心头一阵酸麻。从水绿南薰殿到桐花台,其实不过一盏茶时分的距离,我却似走完了半生绵长时光,脚下一酸,几乎是落在了座位上。

小厦子将酒壶放在我手边,满面笑容,“有劳娘娘陪坐,奴才先去请皇上。”

酒壶的冰凉近得让我触手生寒,事已至此了,不是么?

我狠一狠心肠,微笑道:“难得与王爷一起饮酒。”

四下已无旁人,唯我与他静静相对,他声音清越宛若初夏蓬飞的草木清新,“你还是喜欢妃色的衣衫。”

蓦然想起,那一年桐花台偶遇,我也是穿着妃色裙裾。岁月的巧合,真当是要贯穿首尾么?

我凝望窗外素白无芬的小小夕颜,不觉叹道:“桐花台冷寂多年,这些夕颜却花开花落,依旧繁盛。”

“淑妃还记得我昔日所言么?夕颜,是只开一夜的花,就如同不能见光不为世人所接受的情事。可是有些情事再不为世人接受再不能见光,照旧在心里枝繁叶茂,永不会凋零。”

我轻叹,“会不会终有一年有人觉得这些夕颜碍眼,会把它尽数拔去,片叶不留?”

“也许会。”他眉眼平和,语意清淡而坚决,“即便拔去这些夕颜,开在心里的夕颜却是永不会除去的。”

我手指轻按右侧壶盖,只消用一点点力,只要一点点,浅红的酒液流畅滑落杯中,我满满斟了一杯,递到他面前,“这些年,你在边关辛苦了。”

他的笑意如一缕照霜月光,澄澈分明,“淑妃可曾听过一句话,但愿人长久,千里共婵娟。只要想到千里所共的婵娟可以照着身心俱安之人,再辛苦又何妨?”他停一停,“入宫述职前,我曾去过凌云峰,一山一水,一切如旧。”
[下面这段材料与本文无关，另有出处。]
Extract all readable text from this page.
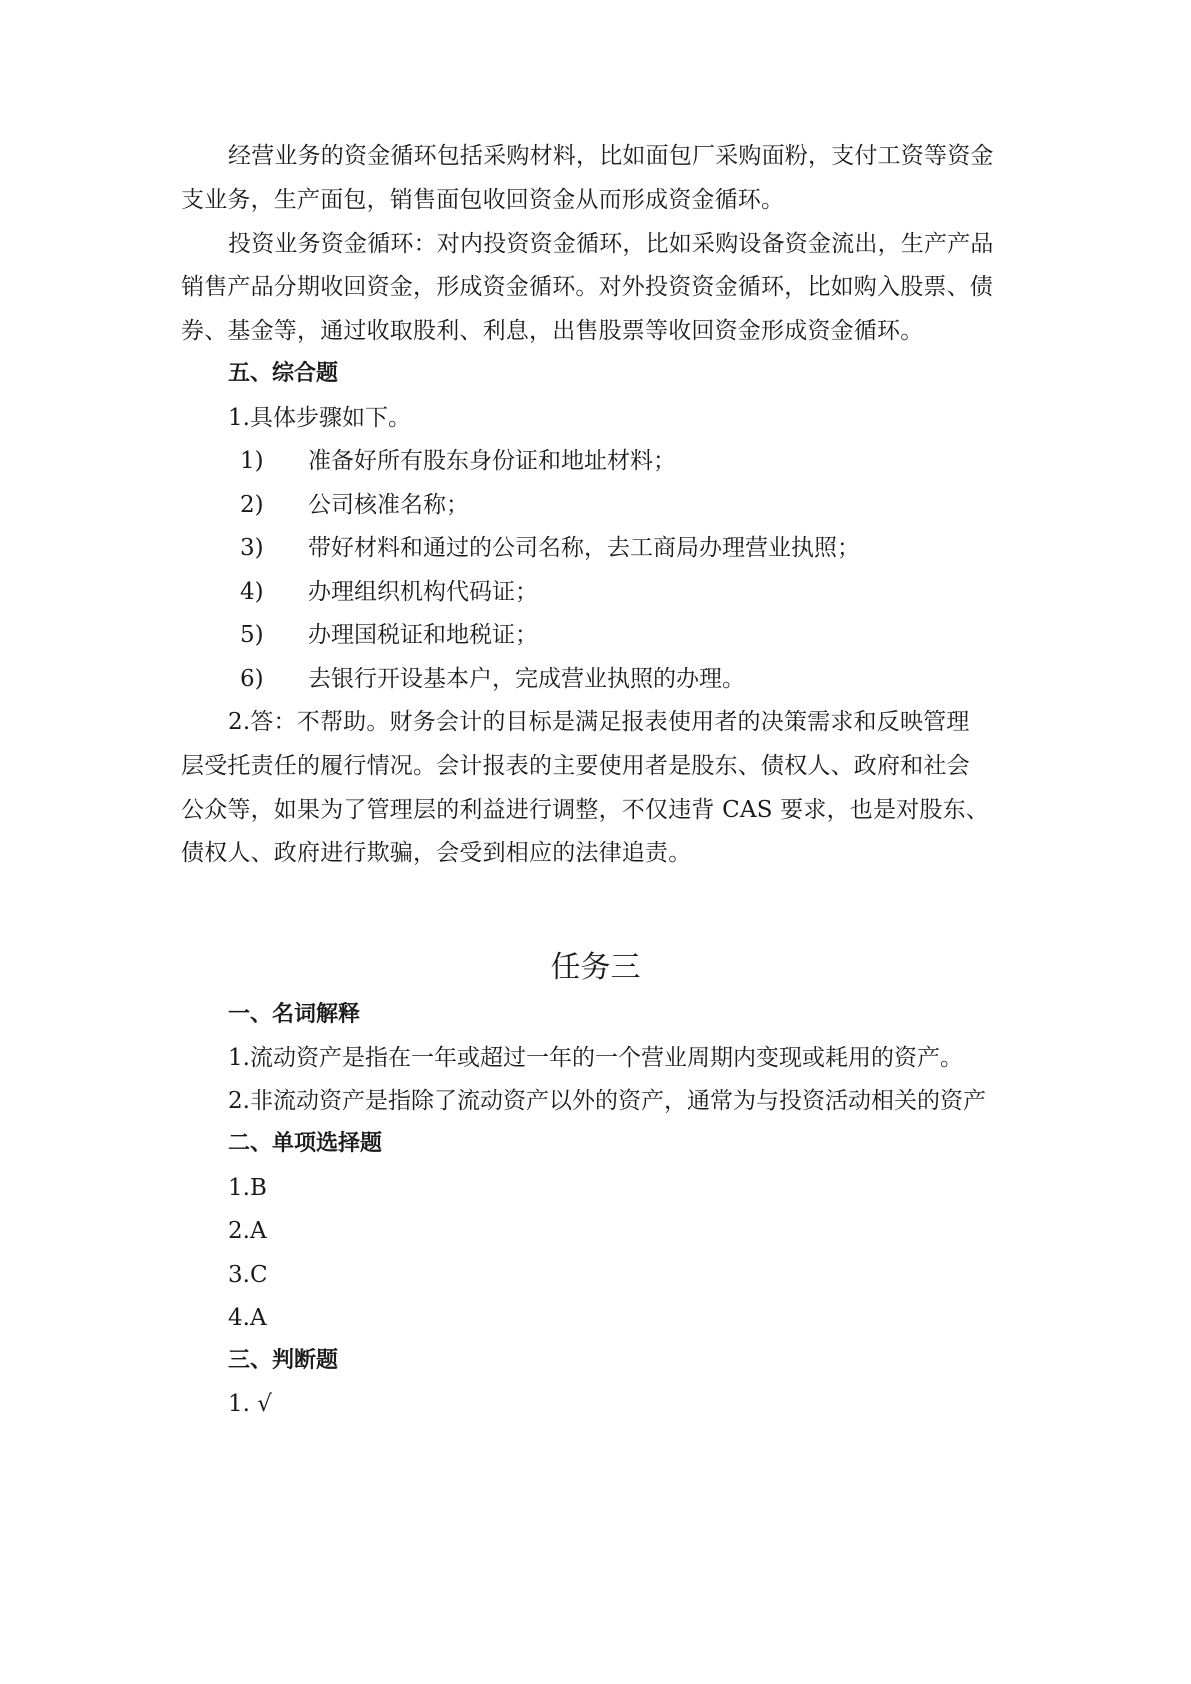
经营业务的资金循环包括采购材料，比如面包厂采购面粉，支付工资等资金
支业务，生产面包，销售面包收回资金从而形成资金循环。
投资业务资金循环：对内投资资金循环，比如采购设备资金流出，生产产品
销售产品分期收回资金，形成资金循环。对外投资资金循环，比如购入股票、债
券、基金等，通过收取股利、利息，出售股票等收回资金形成资金循环。
五、综合题
1.具体步骤如下。
1) 准备好所有股东身份证和地址材料；
2) 公司核准名称；
3) 带好材料和通过的公司名称，去工商局办理营业执照；
4) 办理组织机构代码证；
5) 办理国税证和地税证；
6) 去银行开设基本户，完成营业执照的办理。
2.答：不帮助。财务会计的目标是满足报表使用者的决策需求和反映管理
层受托责任的履行情况。会计报表的主要使用者是股东、债权人、政府和社会
公众等，如果为了管理层的利益进行调整，不仅违背 CAS 要求，也是对股东、
债权人、政府进行欺骗，会受到相应的法律追责。
任务三
一、名词解释
1.流动资产是指在一年或超过一年的一个营业周期内变现或耗用的资产。
2.非流动资产是指除了流动资产以外的资产，通常为与投资活动相关的资产
二、单项选择题
1.B
2.A
3.C
4.A
三、判断题
1. √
我微微浅笑,“可惜,我此生再无机会回去了。”语毕,我举起酒壶,欲为他斟满一杯。

他看着我,“还想过回去么?”

“王爷信么?我曾数度在梦中回去,仿佛还在昔年,一切未曾改变。只是,梦醒身在深宫,望穿天涯路亦回不去了。”

“你回宫后,我亦曾信马由缰,每每走到你旧居,总想静静待一会儿再离去。清此生最好的时光,尽在凌云峰了。”